A recent Canadian study shows that people sitting ‘on their rears’ all day long have an up to 20 percent higher risk of death from any cause, regardless if they exercise or not.
The research was based on data collected by more than 40 international studies. According to those studies, people leading sedentary lives have a considerably higher risk of developing diabetes, cancer, cancer-related death, and heart disease, on the long run. The risk still persists if the person is involved in regular daily exercise.
Dr. David Alter, lead author of the Canadian study and cardiology researcher at the Toronto Rehabilitation Institute, said than more than 50 percent of an average person’s day is spent sitting, watching TV, or working at a computer.
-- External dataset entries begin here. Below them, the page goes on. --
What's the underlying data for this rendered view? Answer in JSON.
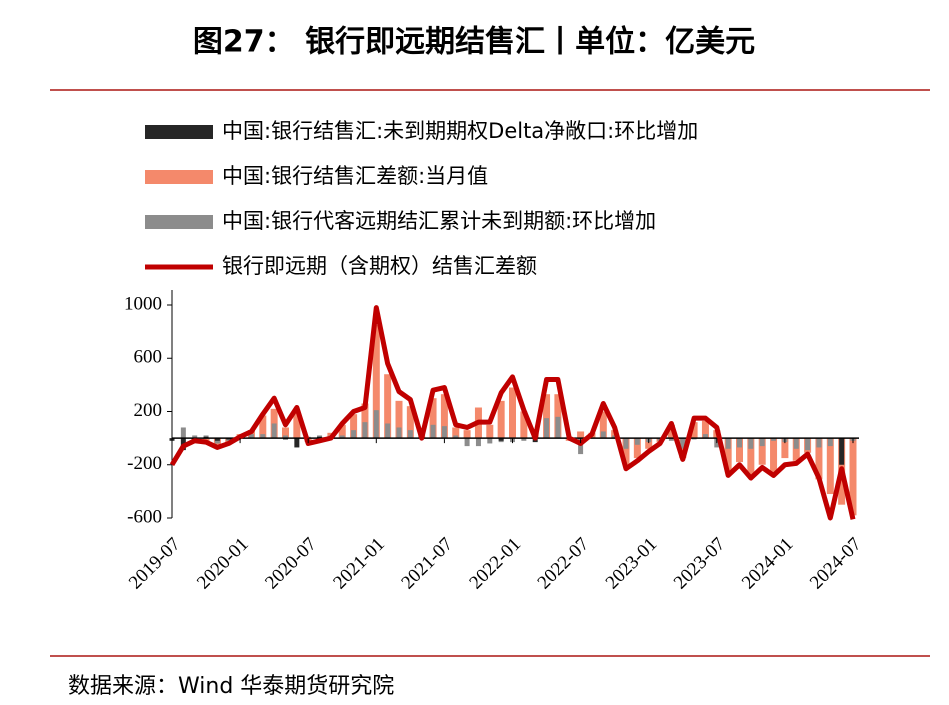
{
  "chart_data": {
    "type": "bar",
    "title": "图27：  银行即远期结售汇丨单位：亿美元",
    "source": "数据来源：Wind  华泰期货研究院",
    "categories": [
      "2019-07",
      null,
      null,
      null,
      null,
      null,
      "2020-01",
      null,
      null,
      null,
      null,
      null,
      "2020-07",
      null,
      null,
      null,
      null,
      null,
      "2021-01",
      null,
      null,
      null,
      null,
      null,
      "2021-07",
      null,
      null,
      null,
      null,
      null,
      "2022-01",
      null,
      null,
      null,
      null,
      null,
      "2022-07",
      null,
      null,
      null,
      null,
      null,
      "2023-01",
      null,
      null,
      null,
      null,
      null,
      "2023-07",
      null,
      null,
      null,
      null,
      null,
      "2024-01",
      null,
      null,
      null,
      null,
      null,
      "2024-07"
    ],
    "ylim": [
      -600,
      1000
    ],
    "yticks": [
      1000,
      600,
      200,
      -200,
      -600
    ],
    "series": [
      {
        "name": "中国:银行结售汇:未到期期权Delta净敞口:环比增加",
        "type": "bar",
        "color": "#262626",
        "values": [
          -20,
          -90,
          -20,
          10,
          -20,
          -10,
          0,
          0,
          0,
          0,
          -10,
          -70,
          0,
          10,
          0,
          0,
          0,
          0,
          0,
          0,
          0,
          0,
          0,
          0,
          0,
          0,
          0,
          0,
          0,
          -20,
          0,
          0,
          -30,
          0,
          0,
          0,
          0,
          0,
          0,
          0,
          0,
          0,
          0,
          0,
          0,
          0,
          0,
          0,
          0,
          0,
          0,
          0,
          0,
          0,
          0,
          0,
          0,
          0,
          0,
          -200,
          0
        ]
      },
      {
        "name": "中国:银行结售汇差额:当月值",
        "type": "bar",
        "color": "#f4896b",
        "values": [
          0,
          0,
          -20,
          -30,
          -50,
          -30,
          30,
          60,
          170,
          220,
          80,
          200,
          -30,
          -10,
          40,
          100,
          180,
          260,
          850,
          480,
          280,
          240,
          20,
          300,
          330,
          80,
          60,
          230,
          100,
          280,
          380,
          200,
          40,
          330,
          330,
          -20,
          50,
          40,
          200,
          60,
          -200,
          -150,
          -80,
          -30,
          100,
          -150,
          120,
          130,
          60,
          -250,
          -180,
          -280,
          -200,
          -260,
          -150,
          -170,
          -110,
          -310,
          -420,
          -500,
          -580
        ]
      },
      {
        "name": "中国:银行代客远期结汇累计未到期额:环比增加",
        "type": "bar",
        "color": "#8c8c8c",
        "values": [
          0,
          80,
          20,
          20,
          -40,
          -20,
          20,
          30,
          30,
          110,
          20,
          -10,
          10,
          20,
          20,
          20,
          60,
          120,
          210,
          110,
          80,
          60,
          10,
          100,
          90,
          20,
          -60,
          -60,
          -40,
          -30,
          -30,
          -20,
          0,
          150,
          160,
          0,
          -120,
          0,
          50,
          20,
          -80,
          -50,
          -30,
          -20,
          -20,
          -80,
          -10,
          30,
          -70,
          -80,
          -70,
          -80,
          -60,
          -20,
          -30,
          -80,
          -90,
          -70,
          -60,
          -30,
          -20
        ]
      },
      {
        "name": "银行即远期（含期权）结售汇差额",
        "type": "line",
        "color": "#c00000",
        "values": [
          -200,
          -60,
          -20,
          -30,
          -70,
          -40,
          10,
          50,
          180,
          300,
          100,
          230,
          -40,
          -20,
          0,
          110,
          200,
          230,
          980,
          560,
          350,
          290,
          0,
          360,
          380,
          100,
          80,
          120,
          120,
          340,
          460,
          210,
          0,
          440,
          440,
          0,
          -40,
          30,
          260,
          80,
          -230,
          -170,
          -100,
          -40,
          110,
          -160,
          150,
          150,
          80,
          -280,
          -200,
          -300,
          -220,
          -280,
          -200,
          -190,
          -120,
          -300,
          -600,
          -230,
          -610
        ]
      }
    ]
  }
}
“Our study finds that despite the health-enhancing benefits of physical activity, this alone may not be enough to reduce the risk for disease,”
Dr. Alter added.
The study also revealed that prolonged sitting was linked to 20 percent increased risk of developing heart disease, cancer, or death from one of the two diseases. Also, sedentary people had a nearly 90 percent increased risk of developing diabetes, regardless if they did workout or not.
A previous study had disclosed why a sedentary behavior had been linked with increased risk of diabetes. Researchers explained that a sedentary person’s pancreas tends to produce more insulin than it normally does because idle muscles do not respond as readily to insulin, so the pancreas would produce even more insulin. Increased insulin production was also linked with greater risk for colon and breast cancers.
Dr. Alter said that people needed to both exercise on a regular basis AND avoid sedentary life. He also explained that 30 to 60 minutes of workout were not enough to fend off the harms a sedentary behavior involved.
However, the Canadian researchers couldn’t tell how many hours of sitting led to an increased mortality rate. They claimed they needed extra research to be conducted on that particular issue. Still, people who were sitting on their bottoms all day long and lacked any physical exercise had an increased risk of death or disease.
Dr. Alter underscored that public health campaigns were designed to get people exercise more without any reference to the harms of prolonged sitting, which include various cancers and heart disease.
“We need to get sedentary behavior on our radar and start talking about that, not just exercise,”
Dr. Alter explained.
Canadian researchers also recommend that sedentary people should get up and walk for a few minutes every 30 minutes, or at least stand during TV commercials, or watch the last 15 minutes of a TV show in fully upright position.